Ik was ook zeer gecharmeerd van de opmerkingen die de minister maakte over het belang van de rechtsstaat en het feit dat hij daar pal voor staat. Ik heb hem dat deze week ook op de televisie horen zeggen nadat hij was teruggekeerd uit Parijs. Ik denk dat we niet genoeg kunnen benadrukken hoe belangrijk de rechtsstaat voor ons allen is. In dat kader heb ik ook in mijn eerste bijdrage gezegd dat de rol van de senaat als bewaker van de kwaliteit van de rechtsstaat van belang is. Als ik het me goed herinner, is dat een jaar of twee geleden in de commissie V&J voor deze Kamer aanleiding geweest om te zeggen: we moeten eens een keer dieper ingaan op en een beleidsdebat voeren over de rol van de rechtsstaat, en dan met name de staat van de rechtsstaat. Dat heeft begin vorig jaar geleid tot het debat met Corstens en anderen, en tot een later debat op 24 november.
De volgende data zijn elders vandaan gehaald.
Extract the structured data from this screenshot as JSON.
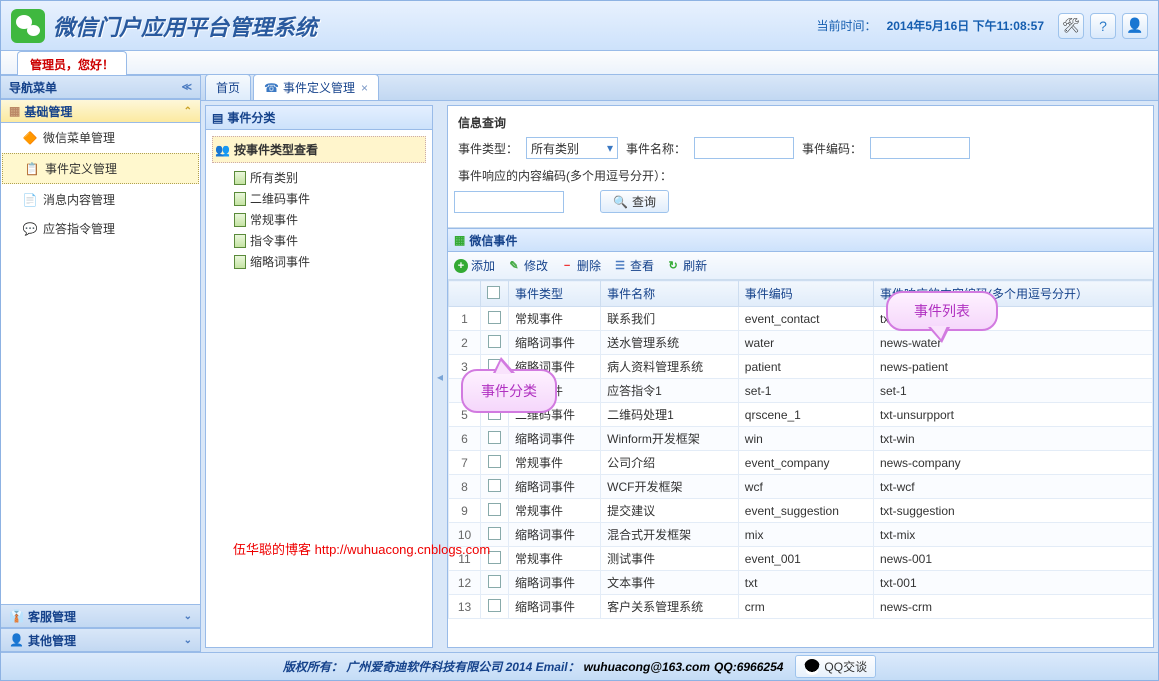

Als we terugkijken, denk ik dat we dat als commissie zeer terecht hebben aangekaart en dat het winst is geweest voor ons allemaal, wat je ook van de uitkomst vindt. We hebben er heel veel van geleerd. Ik moet zeggen dat ik zelf vaak getroffen was door de inbreng van allerlei experts die hier kwamen. Dat was vooral in het begin van vorig jaar het geval, toen Corstens en de zijnen hier waren. Het was frappant hoezeer zij aan die rechtsstaat hechtten en ook hoe zij ons duidelijk maakten dat er gevaren waren voor die rechtsstaat. Daarvan uitgaande zou ik willen zeggen: we hebben al gezien dat er geen rechtsstaat is zonder democratie. Het omgekeerde geldt ook: geen democratie zonder rechtsstaat. Wil je in een rechtsstaat het recht handhaven, dan moet ook de toegang tot de rechter voldoende gewaarborgd zijn. Daar heb ik grote zorgen over.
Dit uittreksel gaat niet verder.